I’m running InfluxDB v1.6.3
In have a situation where the host machine was rebooted while (or immediately after) a temporary database was being dropped. The resulting state would not allow Influx to launch once the system had rebooted.
It attempts to start but hangs at this point and won’t accept any connections.
2019-03-13T17:56:59.009426Z info InfluxDB starting {"log_id": "0EA32b0G000", "version": "1.6.3", "branch": "1.6", "commit": "389de31c961831de0a9f4172173337d4a6193909"}
2019-03-13T17:56:59.009461Z info Go runtime {"log_id": "0EA32b0G000", "version": "go1.10.3", "maxprocs": 4}
2019-03-13T17:56:59.120332Z info Using data dir {"log_id": "0EA32b0G000", "service": "store", "path": "/root/influxdb/data"}
2019-03-13T17:56:59.120393Z info Compaction settings {"log_id": "0EA32b0G000", "service": "store", "max_concurrent_compactions": 2, "throughput_bytes_per_second": 50331648, "throughput_burst_bytes": 50331648}
2019-03-13T17:56:59.120417Z info Open store (start) {"log_id": "0EA32b0G000", "service": "store", "trace_id": "0EA32bS0000", "op_name": "tsdb_open", "op_event": "start"}
2019-03-13T17:56:59.135750Z info Opened file {"log_id": "0EA32b0G000", "engine": "tsm1", "service": "filestore", "path": "/root/influxdb/data/_internal/monitor/10/000000005-000000002.tsm", "id": 0, "duration": "2.219ms"}
2019-03-13T17:56:59.136875Z info Opened file {"log_id": "0EA32b0G000", "engine": "tsm1", "service": "filestore", "path": "/root/influxdb/data/_internal/monitor/105/000000012-000000002.tsm", "id": 0, "duration": "3.077ms"}
2019-03-13T17:56:59.140402Z info Opened file {"log_id": "0EA32b0G000", "engine": "tsm1", "service": "filestore", "path": "/root/influxdb/data/_internal/monitor/207/000000013-000000002.tsm", "id": 0, "duration": "5.200ms"}
2019-03-13T17:56:59.154700Z info Opened file {"log_id": "0EA32b0G000", "engine": "tsm1", "service": "filestore", "path": "/root/influxdb/data/_internal/monitor/157/000000013-000000002.tsm", "id": 0, "duration": "14.662ms"}
influx_inspect
reveals that all of the tsm files are healthy, but the series files related to the dropped database are corrupted.

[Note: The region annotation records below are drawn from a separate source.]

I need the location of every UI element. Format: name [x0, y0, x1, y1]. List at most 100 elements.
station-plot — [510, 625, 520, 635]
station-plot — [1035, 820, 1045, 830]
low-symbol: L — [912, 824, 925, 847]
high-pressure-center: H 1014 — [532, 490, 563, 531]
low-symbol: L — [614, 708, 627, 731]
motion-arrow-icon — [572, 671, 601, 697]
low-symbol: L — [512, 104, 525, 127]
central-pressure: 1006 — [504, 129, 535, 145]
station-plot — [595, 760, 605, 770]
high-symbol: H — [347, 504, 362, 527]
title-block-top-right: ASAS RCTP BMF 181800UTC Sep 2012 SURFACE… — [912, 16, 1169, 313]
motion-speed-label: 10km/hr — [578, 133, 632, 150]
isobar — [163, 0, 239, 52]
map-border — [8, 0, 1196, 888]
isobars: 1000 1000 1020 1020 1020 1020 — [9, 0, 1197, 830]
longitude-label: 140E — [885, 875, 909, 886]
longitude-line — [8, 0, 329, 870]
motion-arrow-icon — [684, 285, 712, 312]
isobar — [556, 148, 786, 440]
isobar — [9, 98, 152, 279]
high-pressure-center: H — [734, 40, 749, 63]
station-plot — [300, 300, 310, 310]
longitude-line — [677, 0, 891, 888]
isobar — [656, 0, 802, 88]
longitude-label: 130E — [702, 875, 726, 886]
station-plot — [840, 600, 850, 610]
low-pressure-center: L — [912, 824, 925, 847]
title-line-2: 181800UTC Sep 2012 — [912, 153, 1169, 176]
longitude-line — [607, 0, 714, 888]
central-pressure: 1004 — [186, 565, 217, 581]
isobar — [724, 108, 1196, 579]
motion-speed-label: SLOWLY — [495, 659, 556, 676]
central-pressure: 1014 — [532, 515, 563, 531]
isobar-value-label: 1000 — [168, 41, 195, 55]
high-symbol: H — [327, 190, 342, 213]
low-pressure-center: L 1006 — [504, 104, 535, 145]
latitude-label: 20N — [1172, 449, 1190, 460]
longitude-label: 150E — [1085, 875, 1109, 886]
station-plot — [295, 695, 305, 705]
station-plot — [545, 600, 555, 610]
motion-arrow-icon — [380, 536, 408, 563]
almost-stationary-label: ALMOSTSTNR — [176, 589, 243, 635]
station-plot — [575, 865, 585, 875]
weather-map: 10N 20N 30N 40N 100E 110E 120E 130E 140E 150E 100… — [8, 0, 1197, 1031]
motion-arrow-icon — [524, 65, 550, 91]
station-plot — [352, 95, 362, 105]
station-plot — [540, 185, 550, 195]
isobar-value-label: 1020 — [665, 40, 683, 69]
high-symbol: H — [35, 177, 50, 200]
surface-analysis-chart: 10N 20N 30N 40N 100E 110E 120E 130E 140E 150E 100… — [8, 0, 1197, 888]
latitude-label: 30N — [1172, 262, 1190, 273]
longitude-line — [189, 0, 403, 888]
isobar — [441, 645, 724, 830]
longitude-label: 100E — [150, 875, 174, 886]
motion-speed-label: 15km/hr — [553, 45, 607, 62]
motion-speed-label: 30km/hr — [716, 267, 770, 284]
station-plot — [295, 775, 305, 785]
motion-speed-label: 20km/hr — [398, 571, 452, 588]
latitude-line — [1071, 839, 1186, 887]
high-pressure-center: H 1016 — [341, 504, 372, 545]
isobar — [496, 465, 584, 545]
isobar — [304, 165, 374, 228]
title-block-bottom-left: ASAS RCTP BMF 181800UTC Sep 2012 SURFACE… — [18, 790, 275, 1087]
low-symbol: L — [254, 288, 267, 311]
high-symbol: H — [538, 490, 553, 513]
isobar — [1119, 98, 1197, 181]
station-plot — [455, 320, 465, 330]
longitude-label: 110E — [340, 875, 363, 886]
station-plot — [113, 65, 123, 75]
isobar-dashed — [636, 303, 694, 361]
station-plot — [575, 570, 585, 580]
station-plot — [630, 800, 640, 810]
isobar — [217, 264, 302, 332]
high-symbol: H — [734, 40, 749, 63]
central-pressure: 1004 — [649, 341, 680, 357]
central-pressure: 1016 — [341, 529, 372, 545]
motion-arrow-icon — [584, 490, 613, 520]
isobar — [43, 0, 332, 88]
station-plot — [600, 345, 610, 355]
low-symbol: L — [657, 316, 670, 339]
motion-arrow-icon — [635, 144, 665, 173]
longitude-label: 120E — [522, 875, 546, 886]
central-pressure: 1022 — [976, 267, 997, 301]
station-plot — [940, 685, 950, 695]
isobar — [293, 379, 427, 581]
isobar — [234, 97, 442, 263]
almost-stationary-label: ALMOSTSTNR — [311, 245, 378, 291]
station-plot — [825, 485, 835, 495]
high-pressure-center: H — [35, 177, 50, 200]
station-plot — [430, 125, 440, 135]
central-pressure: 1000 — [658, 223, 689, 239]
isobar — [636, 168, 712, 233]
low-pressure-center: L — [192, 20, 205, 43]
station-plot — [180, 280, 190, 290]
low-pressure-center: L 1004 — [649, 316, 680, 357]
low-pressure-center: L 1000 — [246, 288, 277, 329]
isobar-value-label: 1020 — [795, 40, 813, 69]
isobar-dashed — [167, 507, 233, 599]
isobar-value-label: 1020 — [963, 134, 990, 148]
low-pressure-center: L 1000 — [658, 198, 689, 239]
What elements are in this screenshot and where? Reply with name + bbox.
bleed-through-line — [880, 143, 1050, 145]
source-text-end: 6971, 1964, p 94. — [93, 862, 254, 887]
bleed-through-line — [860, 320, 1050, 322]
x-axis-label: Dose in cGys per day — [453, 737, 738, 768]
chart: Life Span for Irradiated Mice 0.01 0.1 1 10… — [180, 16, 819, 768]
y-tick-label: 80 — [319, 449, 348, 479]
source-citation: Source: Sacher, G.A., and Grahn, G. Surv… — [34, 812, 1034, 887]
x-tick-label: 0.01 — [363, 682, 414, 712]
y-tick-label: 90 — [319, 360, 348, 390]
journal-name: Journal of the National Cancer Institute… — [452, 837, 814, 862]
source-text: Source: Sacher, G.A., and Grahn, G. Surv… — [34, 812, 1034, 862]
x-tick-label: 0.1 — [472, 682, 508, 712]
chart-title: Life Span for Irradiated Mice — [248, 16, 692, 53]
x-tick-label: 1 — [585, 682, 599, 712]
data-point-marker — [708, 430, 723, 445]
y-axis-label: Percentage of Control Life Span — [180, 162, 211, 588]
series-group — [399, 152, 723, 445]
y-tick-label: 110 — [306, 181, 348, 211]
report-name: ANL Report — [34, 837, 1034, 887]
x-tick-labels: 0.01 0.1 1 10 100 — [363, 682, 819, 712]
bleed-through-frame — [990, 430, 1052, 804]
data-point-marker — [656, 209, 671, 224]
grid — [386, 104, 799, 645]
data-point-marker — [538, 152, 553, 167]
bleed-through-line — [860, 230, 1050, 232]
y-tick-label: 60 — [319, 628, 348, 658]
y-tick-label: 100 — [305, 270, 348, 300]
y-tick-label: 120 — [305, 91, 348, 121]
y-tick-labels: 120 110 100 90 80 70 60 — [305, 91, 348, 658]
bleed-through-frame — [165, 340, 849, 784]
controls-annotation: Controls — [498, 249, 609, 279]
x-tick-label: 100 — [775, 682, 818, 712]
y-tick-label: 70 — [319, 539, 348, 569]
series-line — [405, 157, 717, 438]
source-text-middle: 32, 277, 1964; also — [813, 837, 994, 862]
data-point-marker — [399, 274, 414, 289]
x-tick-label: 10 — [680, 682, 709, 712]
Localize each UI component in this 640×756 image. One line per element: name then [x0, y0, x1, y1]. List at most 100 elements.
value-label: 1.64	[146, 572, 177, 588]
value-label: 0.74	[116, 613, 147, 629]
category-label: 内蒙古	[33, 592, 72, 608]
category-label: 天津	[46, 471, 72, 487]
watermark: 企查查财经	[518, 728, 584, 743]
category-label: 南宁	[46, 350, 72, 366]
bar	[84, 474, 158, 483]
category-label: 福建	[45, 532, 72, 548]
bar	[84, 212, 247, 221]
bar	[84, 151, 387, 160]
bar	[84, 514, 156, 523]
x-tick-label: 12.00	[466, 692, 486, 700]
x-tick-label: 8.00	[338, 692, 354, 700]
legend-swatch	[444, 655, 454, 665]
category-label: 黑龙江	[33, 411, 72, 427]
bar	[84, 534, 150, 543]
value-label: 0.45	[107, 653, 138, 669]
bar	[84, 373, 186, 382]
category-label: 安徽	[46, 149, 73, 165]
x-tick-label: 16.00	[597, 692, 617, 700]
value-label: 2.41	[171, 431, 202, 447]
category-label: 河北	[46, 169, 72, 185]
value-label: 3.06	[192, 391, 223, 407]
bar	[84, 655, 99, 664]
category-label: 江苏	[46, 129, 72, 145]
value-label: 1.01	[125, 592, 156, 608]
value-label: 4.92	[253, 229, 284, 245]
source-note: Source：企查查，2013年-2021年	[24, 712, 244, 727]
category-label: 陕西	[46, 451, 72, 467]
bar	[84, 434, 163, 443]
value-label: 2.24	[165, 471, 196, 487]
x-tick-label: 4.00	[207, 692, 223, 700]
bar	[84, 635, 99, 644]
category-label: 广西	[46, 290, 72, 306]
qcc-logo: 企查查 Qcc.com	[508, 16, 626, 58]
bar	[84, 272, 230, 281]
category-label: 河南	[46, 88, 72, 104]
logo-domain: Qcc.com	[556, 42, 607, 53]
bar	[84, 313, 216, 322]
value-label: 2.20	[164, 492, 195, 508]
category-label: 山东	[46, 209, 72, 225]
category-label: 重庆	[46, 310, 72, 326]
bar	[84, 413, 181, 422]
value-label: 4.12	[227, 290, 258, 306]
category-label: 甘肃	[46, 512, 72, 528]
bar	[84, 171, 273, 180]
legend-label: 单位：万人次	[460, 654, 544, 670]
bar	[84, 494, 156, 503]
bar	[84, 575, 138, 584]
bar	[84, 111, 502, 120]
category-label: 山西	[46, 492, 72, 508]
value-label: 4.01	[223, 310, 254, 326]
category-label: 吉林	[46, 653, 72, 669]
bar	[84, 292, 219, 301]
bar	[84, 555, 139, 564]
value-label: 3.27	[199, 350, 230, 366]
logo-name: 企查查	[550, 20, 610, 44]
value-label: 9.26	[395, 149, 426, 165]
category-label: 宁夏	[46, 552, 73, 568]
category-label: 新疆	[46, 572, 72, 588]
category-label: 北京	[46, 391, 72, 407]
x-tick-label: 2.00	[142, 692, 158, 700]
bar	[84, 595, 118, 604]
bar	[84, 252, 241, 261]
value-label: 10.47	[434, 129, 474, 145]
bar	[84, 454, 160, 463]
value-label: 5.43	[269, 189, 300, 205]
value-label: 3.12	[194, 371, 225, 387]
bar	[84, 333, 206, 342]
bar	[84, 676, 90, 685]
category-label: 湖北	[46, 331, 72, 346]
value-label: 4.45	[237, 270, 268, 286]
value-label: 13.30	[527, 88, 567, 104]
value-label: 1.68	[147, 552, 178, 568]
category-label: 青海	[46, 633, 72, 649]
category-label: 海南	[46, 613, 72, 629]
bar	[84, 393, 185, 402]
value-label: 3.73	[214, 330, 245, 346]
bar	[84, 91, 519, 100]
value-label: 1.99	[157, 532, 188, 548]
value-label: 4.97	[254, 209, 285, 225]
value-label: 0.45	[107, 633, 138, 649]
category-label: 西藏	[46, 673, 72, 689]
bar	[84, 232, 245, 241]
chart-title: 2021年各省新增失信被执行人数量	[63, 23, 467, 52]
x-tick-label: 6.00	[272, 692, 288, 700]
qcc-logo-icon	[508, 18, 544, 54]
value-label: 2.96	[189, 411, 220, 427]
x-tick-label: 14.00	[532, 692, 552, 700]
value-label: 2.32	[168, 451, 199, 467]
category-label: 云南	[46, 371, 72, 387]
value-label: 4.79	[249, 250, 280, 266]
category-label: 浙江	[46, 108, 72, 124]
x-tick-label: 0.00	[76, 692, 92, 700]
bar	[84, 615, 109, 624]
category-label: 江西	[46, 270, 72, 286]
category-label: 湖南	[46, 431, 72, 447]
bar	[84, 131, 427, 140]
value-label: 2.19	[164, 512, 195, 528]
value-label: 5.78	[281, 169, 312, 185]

$ influx_inspect verify-seriesfile -dir ~/influxdb/data
2019-03-13T18:48:59.331294Z error Error opening segment {"log_id": "0EA612gG000", "path": "/root/influxdb/data/t128_tmp/_series", "partition": "00", "segment": "0000", "error": "invalid series segment"}
2019-03-13T18:48:59.332114Z error Error opening segment {"log_id": "0EA612gG000", "path": "/root/influxdb/data/t128_tmp/_series", "partition": "01", "segment": "0000", "error": "invalid series segment"}
2019-03-13T18:48:59.332078Z error Error opening segment {"log_id": "0EA612gG000", "path": "/root/influxdb/data/t128_tmp/_series", "partition": "02", "segment": "0000", "error": "invalid series segment"}
2019-03-13T18:48:59.332154Z error Error opening segment {"log_id": "0EA612gG000", "path": "/root/influxdb/data/t128_tmp/_series", "partition": "04", "segment": "0000", "error": "invalid series segment"}
2019-03-13T18:48:59.332222Z error Error opening segment {"log_id": "0EA612gG000", "path": "/root/influxdb/data/t128_tmp/_series", "partition": "03", "segment": "0000", "error": "invalid series segment"}
Is there a recommended approach to recover from this state? And are there other failure conditions I can expect to cause it?